Deniz anası ve deniz şakayığıyla akraba olan ve gözleri bulunmayan Hydra magnipapillata canlısının, ışığı ve karanlığı ‘görebildiği’ tespit edildi.

California Üniversitesi’nden Todd Oakley, büyüklüğü bir santim civarında olan deniz canlısının ışığa duyarlı sinir hücreleri bulunduğunu belirtti. Oakley, “Buna tam olarak görmek diyemeyiz. Çünkü ışığın ve karanlığın neden oluştuğunu algılayabilme kapasiteleri yok. Hidraların algıladıkları görüntü, insanlarınkine göre çok farklı” dedi.

“Knidliler” familyasına ait olan hidralar, diğer familya üyeleri gibi sahip oldukları iğneli hücrelerle su piresi gibi canlıları yakalıyor. İğneli hücrelerin dokunma ve tat alma hissi olduğunu önceden bilen bilim insanları, bu hücrelerin yanında ışığa duyarlı sinir hücreleri bulunduğunu fark etti.
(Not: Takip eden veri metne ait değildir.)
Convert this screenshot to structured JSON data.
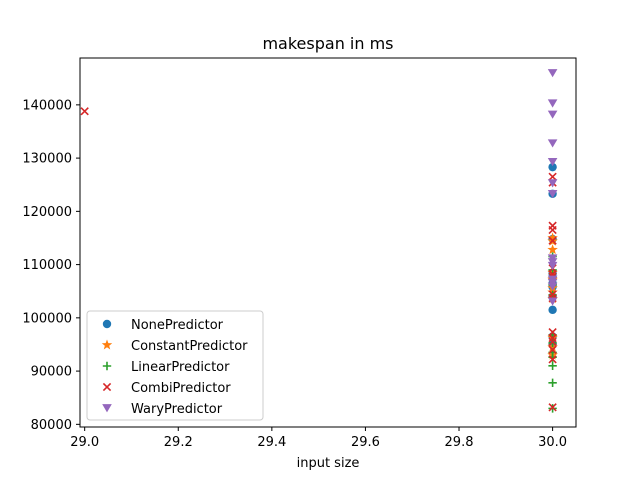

California Üniversitesi’nden bir diğer araştırmacı David Plachetzki, yeni keşfedilen algılayıcı sinir hücrelerinde “opsin” adı verilen proteinler keşfetti. Araştırmacılar, bu proteinin, hidraların iğne hücrelerini tıpkı bir zıpkın gibi ateşlemek için kullandıklarını tespit etti. Hidranın bulunduğu ortamın aydınlığına göre harekete geçen opsin proteininin, ışık bulunan ortamda daha aktif olduğu anlaşıldı.

Bunların yanında, hidraların sinir hücrelerinde, insan retinasında olduğu gibi ışığı elektrik sinyallerine çeviren ve görüş sağlayan ek proteinler bulunduğu ortaya çıktı. Oakley ve Plachetzki, şimdi avlanmakla ilgili olan iğneli hücrelerin neden ışıkla harekete geçtiğini anlamaya çalışıyor.

Araştırmacılar, bu durumun, hidranın avından üzerine düşen gölge nedeniyle değişebilen bir durum olduğunu düşünüyor.